Supreme Court precedents back "ObamaCare," says retired Justice Stevens. Bloomberg: "The 2005 marijuana ruling will be a pivotal precedent when the justices consider the health-care law. In his opinion for the court then, Stevens pointed to a constitutional provision letting Congress enact laws 'necessary and proper' for carrying out powers specifically mentioned in the Constitution. The majority included Justices Antonin Scalia and Anthony Kennedy, both of whom had voted to restrict Congress’s commerce-clause power in earlier cases. Scalia didn’t adopt Stevens’s reasoning, instead providing his own analysis in a concurring opinion.
Stevens suggested Scalia might be willing to uphold the health-care law even if he disagrees with its substance."
Breakfast Sides
Super Committee meeting behind closed doors. Politico: "The panel met for roughly 6½ hours in the Capitol, and when its members left, they wouldn’t answer basic, innocuous questions about the policies they were discussing nor specify when the next meeting would take place ... Sources on Tuesday gave some clues as to what was going on inside the room. There’s some chatter about committees proposing spending cuts. Medicare waste, fraud and abuse are said to be on the menu as are alterations to Medicaid. But as for the details on those proposals? Nobody’s saying..."

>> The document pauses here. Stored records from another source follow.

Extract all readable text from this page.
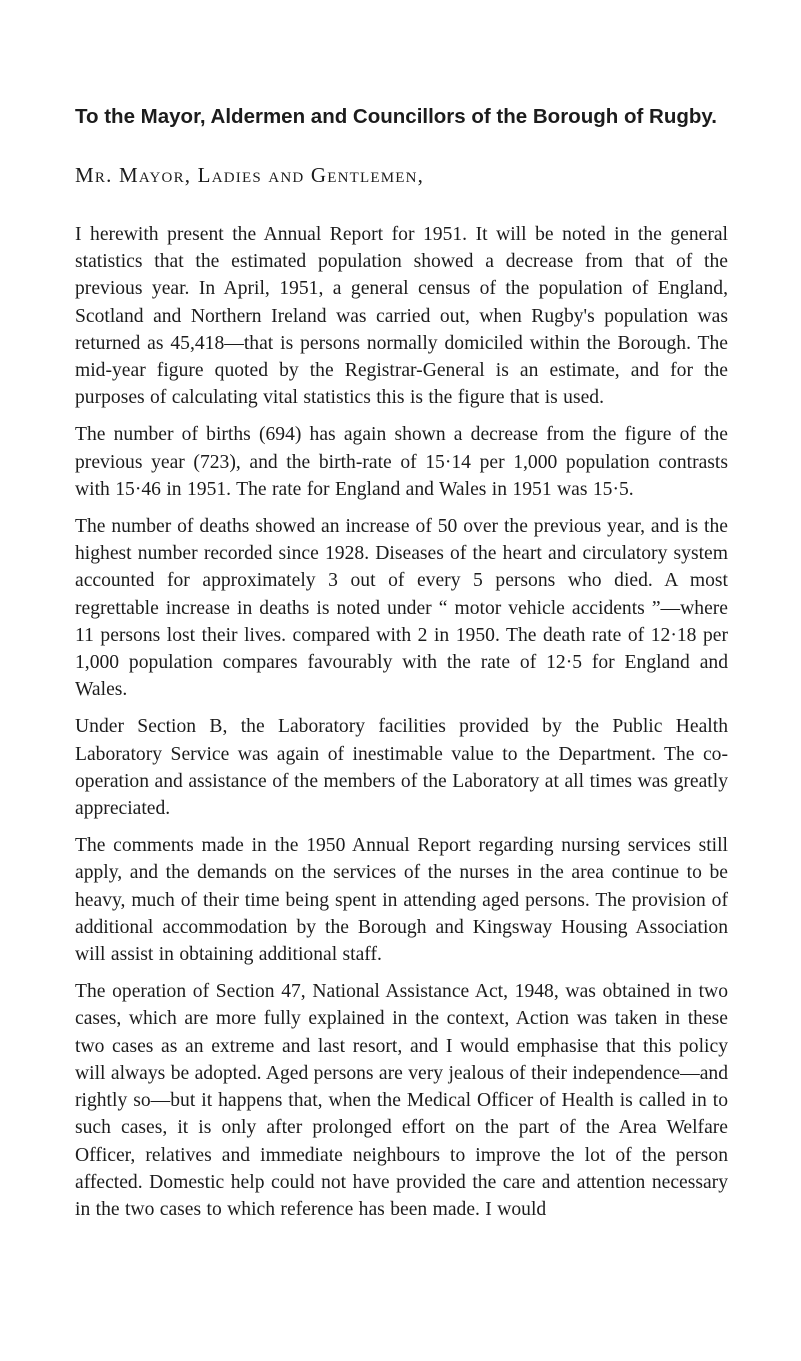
To the Mayor, Aldermen and Councillors of the Borough of Rugby.

Mr. Mayor, Ladies and Gentlemen,

I herewith present the Annual Report for 1951. It will be noted in the general statistics that the estimated population showed a decrease from that of the previous year. In April, 1951, a general census of the population of England, Scotland and Northern Ireland was carried out, when Rugby's population was returned as 45,418—that is persons normally domiciled within the Borough. The mid-year figure quoted by the Registrar-General is an estimate, and for the purposes of calculating vital statistics this is the figure that is used.

The number of births (694) has again shown a decrease from the figure of the previous year (723), and the birth-rate of 15·14 per 1,000 population contrasts with 15·46 in 1951. The rate for England and Wales in 1951 was 15·5.

The number of deaths showed an increase of 50 over the previous year, and is the highest number recorded since 1928. Diseases of the heart and circulatory system accounted for approximately 3 out of every 5 persons who died. A most regrettable increase in deaths is noted under “ motor vehicle accidents ”—where 11 persons lost their lives. compared with 2 in 1950. The death rate of 12·18 per 1,000 population compares favourably with the rate of 12·5 for England and Wales.

Under Section B, the Laboratory facilities provided by the Public Health Laboratory Service was again of inestimable value to the Department. The co-operation and assistance of the members of the Laboratory at all times was greatly appreciated.

The comments made in the 1950 Annual Report regarding nursing services still apply, and the demands on the services of the nurses in the area continue to be heavy, much of their time being spent in attending aged persons. The provision of additional accommodation by the Borough and Kingsway Housing Association will assist in obtaining additional staff.

The operation of Section 47, National Assistance Act, 1948, was obtained in two cases, which are more fully explained in the context, Action was taken in these two cases as an extreme and last resort, and I would emphasise that this policy will always be adopted. Aged persons are very jealous of their independence—and rightly so—but it happens that, when the Medical Officer of Health is called in to such cases, it is only after prolonged effort on the part of the Area Welfare Officer, relatives and immediate neighbours to improve the lot of the person affected. Domestic help could not have provided the care and attention necessary in the two cases to which reference has been made. I would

GOP Rep. Don Young proposes eliminating all regulations issued in the last 20 years. Anchorage Daily News: "Alaska Rep. Don Young suggested Tuesday he plans to introduce a bill to repeal every regulation that's been put into effect in the last 20 years, an idea that could have huge implications for everything from aviation safety to oil drilling if it actually happened ... At least some members of the Rotary crowd appeared taken aback by the breadth of what Young appeared to be saying, given all of the passenger jet safety, pesticide, food safety, banking and other regulations that have come into place since 1991."